First, at the time of starting, the heater 19 is energized to be heated. At this time, air discharged from the compressor is sucked into the first mixing chamber 13 via the inlet 15, and methanol from a fuel tank (not shown) is injected into the first mixing chamber 13 via the methanol injector 17. The methanol and air are heated by the heater 19 during heating and burned. Further, methanol and air are sucked into the combustion catalyst 53, and the oxidation reaction is promoted by the honeycomb of the combustion catalyst 53, and the combustion is performed. Next, the unburned methanol and air are sucked into the combustion catalyst 61 from the second mixing chamber 55, and the oxidation reaction is promoted by the honeycomb of the combustion catalyst 61, and the burned exhaust gas is exhausted from the exhaust pipe 31 to the atmosphere. .

Next, during normal operation, air discharged from the compressor is sucked into the first mixing chamber 13 through the inlet 15 and passes through the heater 19 and the first combustion catalyst 53 to the second mixing chamber 55. Inflow. At the same time, the exhaust reformed gas discharged from the fuel electrode of the stack is sucked into the second mixing chamber 55 through the inlet 57, and the exhaust air discharged from the air electrode of the stack is discharged into the second mixing chamber 55 through the inlet 59. And these gases are mixed. Further, the air in the second mixing chamber 55, the exhaust reformed gas, and the exhaust air are sucked into the second combustion catalyst 61, and the oxidation reaction is promoted by the second combustion catalyst 55, and the exhaust gas is discharged from the exhaust pipe 31 to the atmosphere. Exhausted.
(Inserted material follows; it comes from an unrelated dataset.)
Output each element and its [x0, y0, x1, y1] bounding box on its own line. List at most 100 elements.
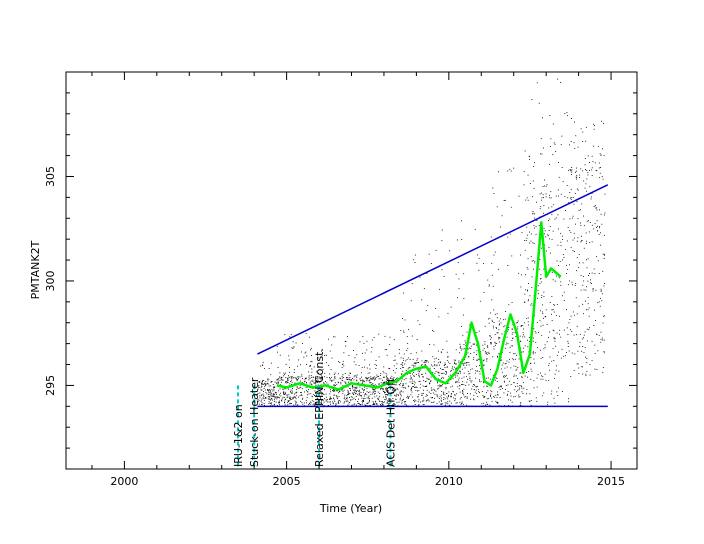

As a result, the effects of the second embodiment are the same as those of the first embodiment, and the honeycomb (carrier) of the combustion catalyst is constituted by arranging a plurality of combustion catalysts in series in multiple stages. ) And the catalyst washcoat can be optimally arranged in consideration of the three points of the temperature rising property, the durability, and the pressure loss performance.

[Brief description of the drawings]

FIG. 1 is a diagram showing a configuration of a combustor of a fuel cell system according to a first embodiment of the present invention.

FIG. 2 is a diagram showing a configuration of a combustor of a fuel cell system according to a second embodiment of the present invention.

FIG. 3 is a diagram showing a configuration of a combustor of a conventional fuel cell system.

[Explanation of symbols]

 13 First mixing chamber 15,25,27,57,59 Inlet 17 Methanol injector 19 Heater 21 Temperature sensor 23,55 Second mixing chamber 29 Combustion catalyst 31 Exhaust pipe 53 First combustion catalyst 61 Second combustion catalyst

Claims (2)

[Claims] 1. A heater for heating fuel and air supplied from outside, a fuel and air provided downstream of the heater and heated by the heater, a reformed gas discharged from the fuel cell, and a discharged gas. A combustor for a fuel cell system, comprising: a mixing chamber that mixes air; and a combustion catalyst that promotes an oxidation reaction by a mixed gas from the mixing chamber and burns. 2. A heater for heating fuel and air supplied from the outside, a first combustion catalyst for promoting oxidation by the fuel and air heated by the heater and burning, and a downstream side of the heater. A mixing chamber provided for mixing the combustion gas from the first combustion catalyst, the exhaust reformed gas discharged from the fuel cell, and the exhaust air; and promoting combustion by the oxidation reaction of the mixed gas from the mixing chamber. A combustor for a fuel cell system, comprising: a second combustion catalyst.